Advanced Computing and Communication Techniques for High Performance Applications |
Foundation of Computer Science USA |
ICACCTHPA2014 - Number 5 |
February 2015 |
Authors: B.arputhamary, L.arockiam |
da2260a5-c30a-4b71-9331-de92311e8207 |
B.arputhamary, L.arockiam . A Review on Big Data Integration. Advanced Computing and Communication Techniques for High Performance Applications. ICACCTHPA2014, 5 (February 2015), 21-26.

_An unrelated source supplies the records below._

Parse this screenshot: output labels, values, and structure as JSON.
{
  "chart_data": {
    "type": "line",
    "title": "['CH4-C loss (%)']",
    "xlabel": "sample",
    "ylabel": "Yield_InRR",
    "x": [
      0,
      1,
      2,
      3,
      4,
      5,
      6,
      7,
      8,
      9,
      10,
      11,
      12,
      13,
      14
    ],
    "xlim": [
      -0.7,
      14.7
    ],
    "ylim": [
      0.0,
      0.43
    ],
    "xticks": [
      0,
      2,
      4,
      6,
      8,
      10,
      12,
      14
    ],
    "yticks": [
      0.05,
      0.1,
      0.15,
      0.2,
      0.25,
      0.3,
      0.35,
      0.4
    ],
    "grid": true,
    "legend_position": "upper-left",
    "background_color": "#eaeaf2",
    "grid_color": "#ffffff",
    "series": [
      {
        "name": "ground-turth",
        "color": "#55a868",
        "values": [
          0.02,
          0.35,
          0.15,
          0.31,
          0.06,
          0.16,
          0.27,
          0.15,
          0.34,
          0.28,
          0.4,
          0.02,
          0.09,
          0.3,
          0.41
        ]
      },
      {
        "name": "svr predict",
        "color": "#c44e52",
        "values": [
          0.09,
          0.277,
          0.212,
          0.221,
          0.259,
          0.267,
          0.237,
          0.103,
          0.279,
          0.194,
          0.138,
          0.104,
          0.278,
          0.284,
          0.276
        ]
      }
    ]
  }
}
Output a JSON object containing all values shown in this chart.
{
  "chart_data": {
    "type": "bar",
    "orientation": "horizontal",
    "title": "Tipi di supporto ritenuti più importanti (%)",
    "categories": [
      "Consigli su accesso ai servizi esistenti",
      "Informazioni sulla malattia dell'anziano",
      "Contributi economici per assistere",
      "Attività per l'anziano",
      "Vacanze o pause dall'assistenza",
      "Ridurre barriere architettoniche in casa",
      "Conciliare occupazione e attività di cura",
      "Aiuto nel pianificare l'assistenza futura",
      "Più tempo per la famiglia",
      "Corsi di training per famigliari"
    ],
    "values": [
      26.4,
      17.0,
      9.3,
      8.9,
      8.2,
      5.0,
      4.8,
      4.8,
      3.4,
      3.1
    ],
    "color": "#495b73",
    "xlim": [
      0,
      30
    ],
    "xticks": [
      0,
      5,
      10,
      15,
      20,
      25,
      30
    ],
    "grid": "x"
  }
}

Big Data technologies are becoming a current talk and a new "buzz-word" both in science and in industry. Today data have grown from terabytes to petabytes and now it is in zeta bytes. Increased amount of information increases the challenges in managing and manipulating data. Data integration is a main issue in large data sets which is managed by Extract, Transform and Load (ETL) tools such as Data Warehouses. Data Warehouse is the process of transforming all multiple data formats into a single format and consolidating them in one place. Now days, data generated from social networks, web server logs, sensors used to gather climate information, stock market data, e-mails, transaction records, web click streams, etc. Most of these data are in unstructured or semi structured forms. Today organizations' are trying to find new solutions such as ETLs to manage the situation. The existing data warehousing tools and techniques were inefficient to handle unstructured and semi structured data. This paper presents the issues and challenges of data integration in Big Data environment and techniques for big data integration. A new ETL framework is proposed open problems for future research of data integration are identified in big data environment.